Monday, January 30, 2017

2017 Korematsu Day Dinner Panel at UM Law School

"When You See a Wrong, Speak Up."
APALSA & MLSA presents:
2017 Korematsu Day Dinner Panel
Jan. 30Monday 5 PM
South Hall 1225

Panelists
  • Asha Noor: coordinator of ACCESS’ Take on Hate Campaign, MI
  • Roland Hwang: former Chair to the State Advisory Commission to US Commission on Civil Rights;
  • Ron Aramaki: witness to the JACL's move for redress and reparations in the 1970s; 
  • Mary Kamidoi: former internee at Rohwer internment camp in Arkansas;
  • Frances Kai-Hwa Wang: writer for NBC Asian America.
Dinner provided (first-come, first-served)

Fred Korematsu was one of the many Japanese American citizens living on the West Coast of the United States at the onset of World War II. Shortly after the Imperial Japanese Navy attacked Pearl Harbor, President Franklin Roosevelt issued Executive Order 9066, authorizing the Secretary of War and his military commanders to remove all individuals of Japanese ancestry from designated "military areas" and place them in internment camps in what is now known as the Japanese American internment. When such orders were issued for the West Coast, Korematsu instead became a fugitive. The legality of the internment order was upheld by the United States Supreme Court in Korematsu v. United States, but Korematsu's conviction was overturned decades later after the disclosure of new evidence challenging the necessity of the internment, evidence which had been withheld from the courts by the U.S. government during the war.

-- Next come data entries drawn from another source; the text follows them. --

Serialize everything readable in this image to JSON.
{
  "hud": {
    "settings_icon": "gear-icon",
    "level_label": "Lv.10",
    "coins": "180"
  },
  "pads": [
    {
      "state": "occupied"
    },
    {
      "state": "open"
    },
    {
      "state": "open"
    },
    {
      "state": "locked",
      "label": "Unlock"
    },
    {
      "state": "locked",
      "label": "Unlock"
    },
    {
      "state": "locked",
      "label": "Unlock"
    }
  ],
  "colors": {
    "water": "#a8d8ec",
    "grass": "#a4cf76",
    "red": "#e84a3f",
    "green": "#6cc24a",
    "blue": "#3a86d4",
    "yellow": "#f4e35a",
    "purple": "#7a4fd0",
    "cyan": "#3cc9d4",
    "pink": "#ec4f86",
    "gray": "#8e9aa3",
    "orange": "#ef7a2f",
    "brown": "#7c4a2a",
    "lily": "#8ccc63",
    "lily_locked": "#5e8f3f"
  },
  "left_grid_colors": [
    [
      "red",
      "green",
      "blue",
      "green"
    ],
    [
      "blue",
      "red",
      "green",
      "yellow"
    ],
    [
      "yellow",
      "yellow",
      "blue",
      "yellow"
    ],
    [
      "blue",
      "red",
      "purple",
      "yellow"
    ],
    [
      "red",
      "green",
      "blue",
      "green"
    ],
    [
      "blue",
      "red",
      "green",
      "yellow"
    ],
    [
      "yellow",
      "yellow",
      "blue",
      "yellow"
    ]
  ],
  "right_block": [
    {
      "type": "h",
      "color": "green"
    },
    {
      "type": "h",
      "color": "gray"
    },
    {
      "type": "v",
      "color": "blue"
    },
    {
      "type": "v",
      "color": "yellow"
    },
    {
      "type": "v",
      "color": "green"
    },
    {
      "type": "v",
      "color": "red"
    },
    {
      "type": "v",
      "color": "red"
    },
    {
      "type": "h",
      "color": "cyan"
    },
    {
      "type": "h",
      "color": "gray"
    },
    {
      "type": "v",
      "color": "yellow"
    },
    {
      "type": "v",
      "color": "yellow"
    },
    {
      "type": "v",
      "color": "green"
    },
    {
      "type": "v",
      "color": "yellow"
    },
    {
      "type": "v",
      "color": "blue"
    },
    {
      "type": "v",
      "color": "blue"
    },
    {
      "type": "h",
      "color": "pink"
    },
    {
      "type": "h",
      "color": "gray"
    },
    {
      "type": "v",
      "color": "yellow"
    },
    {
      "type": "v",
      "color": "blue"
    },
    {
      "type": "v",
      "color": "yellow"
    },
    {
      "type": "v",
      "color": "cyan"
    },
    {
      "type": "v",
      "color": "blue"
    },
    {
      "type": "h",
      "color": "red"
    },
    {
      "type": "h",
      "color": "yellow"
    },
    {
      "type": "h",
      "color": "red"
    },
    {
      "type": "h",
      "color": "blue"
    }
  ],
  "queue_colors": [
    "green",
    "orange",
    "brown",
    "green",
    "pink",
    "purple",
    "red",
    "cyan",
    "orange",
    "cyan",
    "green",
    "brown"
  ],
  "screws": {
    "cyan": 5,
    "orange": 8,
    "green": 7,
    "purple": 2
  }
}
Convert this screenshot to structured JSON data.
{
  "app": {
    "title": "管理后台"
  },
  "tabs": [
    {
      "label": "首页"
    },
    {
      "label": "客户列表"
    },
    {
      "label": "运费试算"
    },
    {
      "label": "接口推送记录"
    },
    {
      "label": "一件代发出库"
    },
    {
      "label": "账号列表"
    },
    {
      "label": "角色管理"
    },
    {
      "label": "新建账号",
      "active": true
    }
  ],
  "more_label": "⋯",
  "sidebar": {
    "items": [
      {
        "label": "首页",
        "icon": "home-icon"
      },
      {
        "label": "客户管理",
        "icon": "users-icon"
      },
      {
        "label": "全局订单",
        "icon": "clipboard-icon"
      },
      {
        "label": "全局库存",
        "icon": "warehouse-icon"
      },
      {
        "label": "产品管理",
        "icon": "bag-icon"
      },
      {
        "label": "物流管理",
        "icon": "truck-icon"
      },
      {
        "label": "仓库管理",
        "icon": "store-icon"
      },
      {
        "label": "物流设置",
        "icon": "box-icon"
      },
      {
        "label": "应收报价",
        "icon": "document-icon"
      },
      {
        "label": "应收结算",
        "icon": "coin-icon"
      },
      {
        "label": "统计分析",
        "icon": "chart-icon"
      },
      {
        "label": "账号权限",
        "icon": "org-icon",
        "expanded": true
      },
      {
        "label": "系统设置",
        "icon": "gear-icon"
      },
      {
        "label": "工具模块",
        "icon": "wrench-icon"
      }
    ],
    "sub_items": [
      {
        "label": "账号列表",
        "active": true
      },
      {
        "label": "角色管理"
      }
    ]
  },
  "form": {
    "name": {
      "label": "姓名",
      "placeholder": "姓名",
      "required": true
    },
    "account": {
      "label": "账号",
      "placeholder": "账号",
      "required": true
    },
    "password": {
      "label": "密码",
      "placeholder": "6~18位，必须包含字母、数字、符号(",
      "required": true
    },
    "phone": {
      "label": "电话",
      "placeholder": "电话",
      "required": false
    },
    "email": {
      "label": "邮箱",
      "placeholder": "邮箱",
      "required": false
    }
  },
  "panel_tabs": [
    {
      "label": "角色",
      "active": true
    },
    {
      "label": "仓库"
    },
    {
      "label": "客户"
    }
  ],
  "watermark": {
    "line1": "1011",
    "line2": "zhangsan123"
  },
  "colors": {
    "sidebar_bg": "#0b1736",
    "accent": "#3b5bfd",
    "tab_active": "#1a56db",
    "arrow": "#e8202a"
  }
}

To commemorate his journey as a civil rights activist, the "Fred Korematsu Day of Civil Liberties and the Constitution" was observed for the first time on January 30, 2011, by the state of California, and first such commemoration for an Asian American in the US.

At this event co-hosted by APALSA and MLSA, panelists will give a presentation on this rebellious journey of Fred Korematsu and the legacy he left behind.